Kompetent am Chef-Telefon

Viele Vorgesetzte erwarten, dass ihre Mitarbeiterin das Telefon betreut. Da die Chefs häufig nicht am Platz sind, kann das schon eine größere Aufgabe sein. Was muss dafür geklärt sein?

  • Welche Anrufer werden auf alle Fälle durchgestellt?
  • Welche Anrufer sind unerwünscht?
  • Wer darf  ans Handy verwiesen werden?
  • Wer darf auch die private Telefonnummer haben?
  • Zu welchen Zeiten hat der Vorgesetzte Zeit für die Rückrufe?
  • Welche Themen werden von Mitarbeitenden bearbeitet – und von der Assistentin dort hin verbunden?
  • Wer darf auch die privaten Kontaktdaten haben – oder hat sie schon?
  • Ist es die Aufgabe der Assistentin nach dem Anlass des Telefonats zu fragen – damit die Rückrufe durch den Vorgesetzten priorisiert werden können?
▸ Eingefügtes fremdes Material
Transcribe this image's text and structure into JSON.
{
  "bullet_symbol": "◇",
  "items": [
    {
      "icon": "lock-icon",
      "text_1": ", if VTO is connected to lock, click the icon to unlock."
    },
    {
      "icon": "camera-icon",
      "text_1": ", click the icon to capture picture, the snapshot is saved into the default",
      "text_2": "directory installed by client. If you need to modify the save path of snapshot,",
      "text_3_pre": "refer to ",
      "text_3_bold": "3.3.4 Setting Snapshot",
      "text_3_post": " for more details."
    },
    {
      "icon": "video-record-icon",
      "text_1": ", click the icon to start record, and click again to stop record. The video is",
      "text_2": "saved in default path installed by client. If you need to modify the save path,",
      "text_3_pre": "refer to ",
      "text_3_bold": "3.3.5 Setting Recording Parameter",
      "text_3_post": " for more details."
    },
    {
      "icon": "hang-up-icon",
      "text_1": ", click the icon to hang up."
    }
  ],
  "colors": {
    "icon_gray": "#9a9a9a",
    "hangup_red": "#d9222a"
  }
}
Das liest sich einfach und logisch. Der Alltag ist oft „bunter“. Der Vorgesetzte hat keine Lust auf den Rückruf, weil das Gespräch vielleicht unangenehm ist und der Anrufer landet mehrfach bei der Assistentin – die dann vertröstet. Anrufer geben sich als „alte Kumpels“ aus, sind es aber nicht. Viele Sorten von „Verkäufern“ tun sich wichtig und wollen unbedingt den Chef sprechen. Andere tun geheimnisvoll, nennen kein Stichwort und können nur mit dem Chef sprechen.
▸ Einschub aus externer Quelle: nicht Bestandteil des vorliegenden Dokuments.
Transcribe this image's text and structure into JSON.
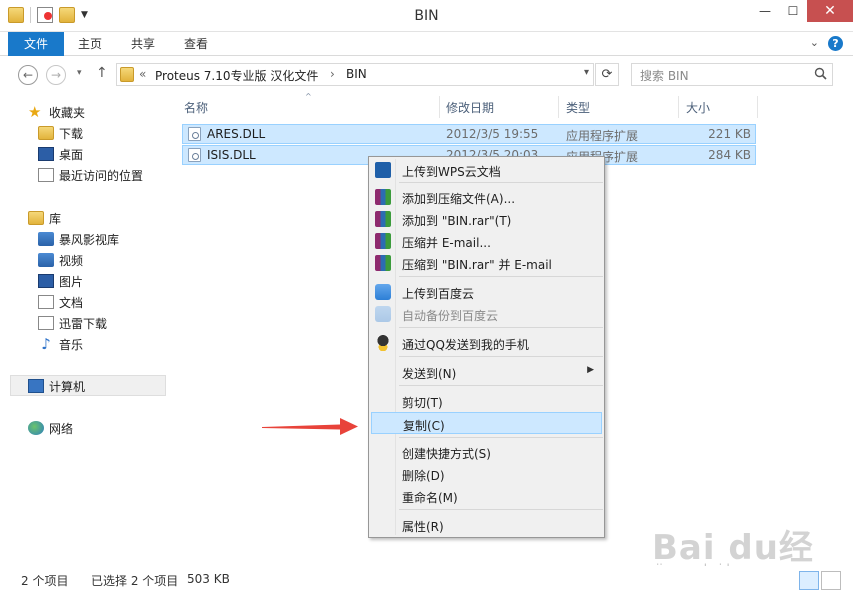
{
  "window": {
    "title": "BIN",
    "controls": {
      "minimize": "—",
      "maximize": "☐",
      "close": "✕"
    },
    "qat_icons": [
      "folder-icon",
      "properties-icon",
      "new-folder-icon",
      "customize-dropdown-icon"
    ]
  },
  "ribbon": {
    "tabs": [
      {
        "label": "文件",
        "active": true
      },
      {
        "label": "主页"
      },
      {
        "label": "共享"
      },
      {
        "label": "查看"
      }
    ],
    "expand_icon": "chevron-down-icon",
    "help_icon": "help-icon",
    "help_glyph": "?"
  },
  "address": {
    "back_glyph": "←",
    "forward_glyph": "→",
    "history_glyph": "▾",
    "up_glyph": "↑",
    "prefix": "«",
    "crumbs": [
      "Proteus  7.10专业版 汉化文件",
      "BIN"
    ],
    "crumb_sep": "›",
    "dropdown_glyph": "▾",
    "refresh_glyph": "⟳"
  },
  "search": {
    "placeholder": "搜索 BIN"
  },
  "nav": {
    "favorites": {
      "label": "收藏夹",
      "icon": "star-icon",
      "items": [
        {
          "label": "下载",
          "icon": "download-folder-icon"
        },
        {
          "label": "桌面",
          "icon": "desktop-icon"
        },
        {
          "label": "最近访问的位置",
          "icon": "recent-places-icon"
        }
      ]
    },
    "libraries": {
      "label": "库",
      "icon": "library-icon",
      "items": [
        {
          "label": "暴风影视库",
          "icon": "video-library-icon"
        },
        {
          "label": "视频",
          "icon": "videos-icon"
        },
        {
          "label": "图片",
          "icon": "pictures-icon"
        },
        {
          "label": "文档",
          "icon": "documents-icon"
        },
        {
          "label": "迅雷下载",
          "icon": "thunder-download-icon"
        },
        {
          "label": "音乐",
          "icon": "music-icon"
        }
      ]
    },
    "computer": {
      "label": "计算机",
      "icon": "computer-icon",
      "selected": true
    },
    "network": {
      "label": "网络",
      "icon": "network-icon"
    }
  },
  "files": {
    "columns": {
      "name": "名称",
      "date": "修改日期",
      "type": "类型",
      "size": "大小"
    },
    "sort_indicator": "^",
    "rows": [
      {
        "name": "ARES.DLL",
        "date": "2012/3/5 19:55",
        "type": "应用程序扩展",
        "size": "221 KB",
        "selected": true
      },
      {
        "name": "ISIS.DLL",
        "date": "2012/3/5 20:03",
        "type": "应用程序扩展",
        "size": "284 KB",
        "selected": true
      }
    ]
  },
  "context_menu": {
    "items": [
      {
        "label": "上传到WPS云文档",
        "icon": "wps-cloud-icon"
      },
      {
        "label": "添加到压缩文件(A)...",
        "icon": "winrar-icon"
      },
      {
        "label": "添加到 \"BIN.rar\"(T)",
        "icon": "winrar-icon"
      },
      {
        "label": "压缩并 E-mail...",
        "icon": "winrar-icon"
      },
      {
        "label": "压缩到 \"BIN.rar\" 并 E-mail",
        "icon": "winrar-icon"
      },
      {
        "label": "上传到百度云",
        "icon": "baidu-cloud-icon"
      },
      {
        "label": "自动备份到百度云",
        "icon": "baidu-cloud-icon",
        "disabled": true
      },
      {
        "label": "通过QQ发送到我的手机",
        "icon": "qq-penguin-icon"
      },
      {
        "label": "发送到(N)",
        "submenu": true,
        "submenu_glyph": "▶"
      },
      {
        "label": "剪切(T)"
      },
      {
        "label": "复制(C)",
        "highlighted": true
      },
      {
        "label": "创建快捷方式(S)"
      },
      {
        "label": "删除(D)"
      },
      {
        "label": "重命名(M)"
      },
      {
        "label": "属性(R)"
      }
    ]
  },
  "status": {
    "item_count": "2 个项目",
    "selection": "已选择 2 个项目",
    "selection_size": "503 KB",
    "view_buttons": [
      "details-view-icon",
      "large-icons-view-icon"
    ]
  },
  "annotation": {
    "arrow_color": "#e8433a",
    "arrow_icon": "red-arrow-icon"
  },
  "watermark": {
    "logo": "Bai du经验",
    "url": "jingyan.baidu.com"
  },
  "colors": {
    "accent": "#1979ca",
    "selection_fill": "#cde8ff",
    "selection_border": "#99d1ff",
    "close_button": "#c75050"
  }
}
Was hilft? Die Antwort ist klar, aber nicht immer einfach: Klare Absprachen mit dem Vorgesetzten (siehe oben). Wichtig ist, dass der Vorgesetzte bei den Anrufern auch „Farbe“ bekennt. Wer sich an der Assistentin vorbei mogeln konnte, muss das von der Chefin auch hören. Wer kein Stichwort nennt, wird auch nicht durchgestellt – und das muss der Anrufer, der den Chef z. B. bei einem nächsten Treffen darauf anspricht, auch vom Vorgesetzten bestätigt bekommen.
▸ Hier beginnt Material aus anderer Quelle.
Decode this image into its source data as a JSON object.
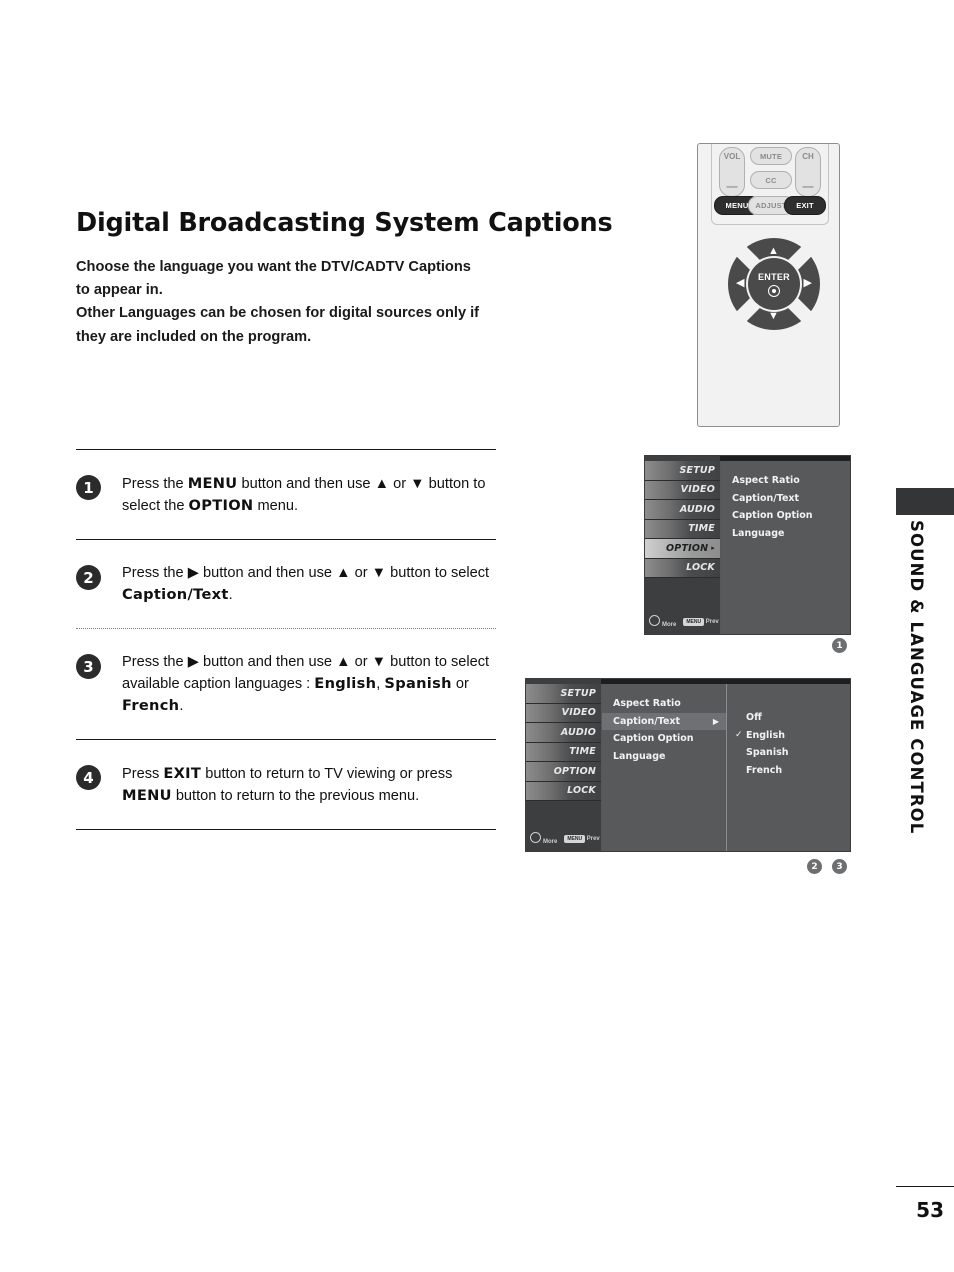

Ich höre schon einige Leser: Das macht mein Vorgesetzter nicht! Oder: So konsequent ist mein Chef nicht! Stimmt – nicht alle Vorgesetzte sind so strukturiert. Dann braucht es etwas mehr Konsequenz bei der Assistentin:

  • Stellen Sie Anrufer zum Chef durch, wenn er am Platz ist  – auch wenn er darüber nicht begeistert ist.
  • Bitten Sie die Anrufer um ein Mail an den Chef, wenn er oder sie die Mails selbst bearbeitet.
  • Verweisen Sie auf die mobile Rufnummer (z. B. wenn diese auf der Visitenkarte vermerkt ist) und auf Zeiten, zu denen der Vorgesetzte mobil erreichbar ist.
  • Verweisen Sie auf Bürozeiten des Chefs am Abend, wenn sie nicht mehr im Büro sind.
  • Leiten Sie Anrufe an Mitarbeiter weiter, wenn sich diese dann verlässlich um das Anliegen kümmern.
  • Bearbeiten Sie das Anliegen soweit wie möglich selbst, so lange es keine Verbote gibt (auch wenn Sie nicht für alles eine offizielle Erlaubnis haben).
  • Bei „Verkäufern aller Art“ hat sich auch bewährt, deren Anliegen erst einmal zu verstehen (z. B. „Verstehe ich Sie recht, es geht um eine private Geldanlage?“), um dann galant abzulehnen („Dann kann ich Ihnen mitteilen, das meine Chefin ihr Geld bereits gut anlegt hat.“).

Das hört sich vielleicht heftig an. Vielleicht ist auch nur ein Tipp für Sie praktikabel. Wägen Sie ab, was Ihnen mehr Mühe macht: Mutig den einen oder anderen Tipp anwenden oder viele Mehrfach-Anrufer mit steigender Emotionalität auf beiden Seiten zu vertrösten. Ich wünsche Ihnen eine gute Balance dabei.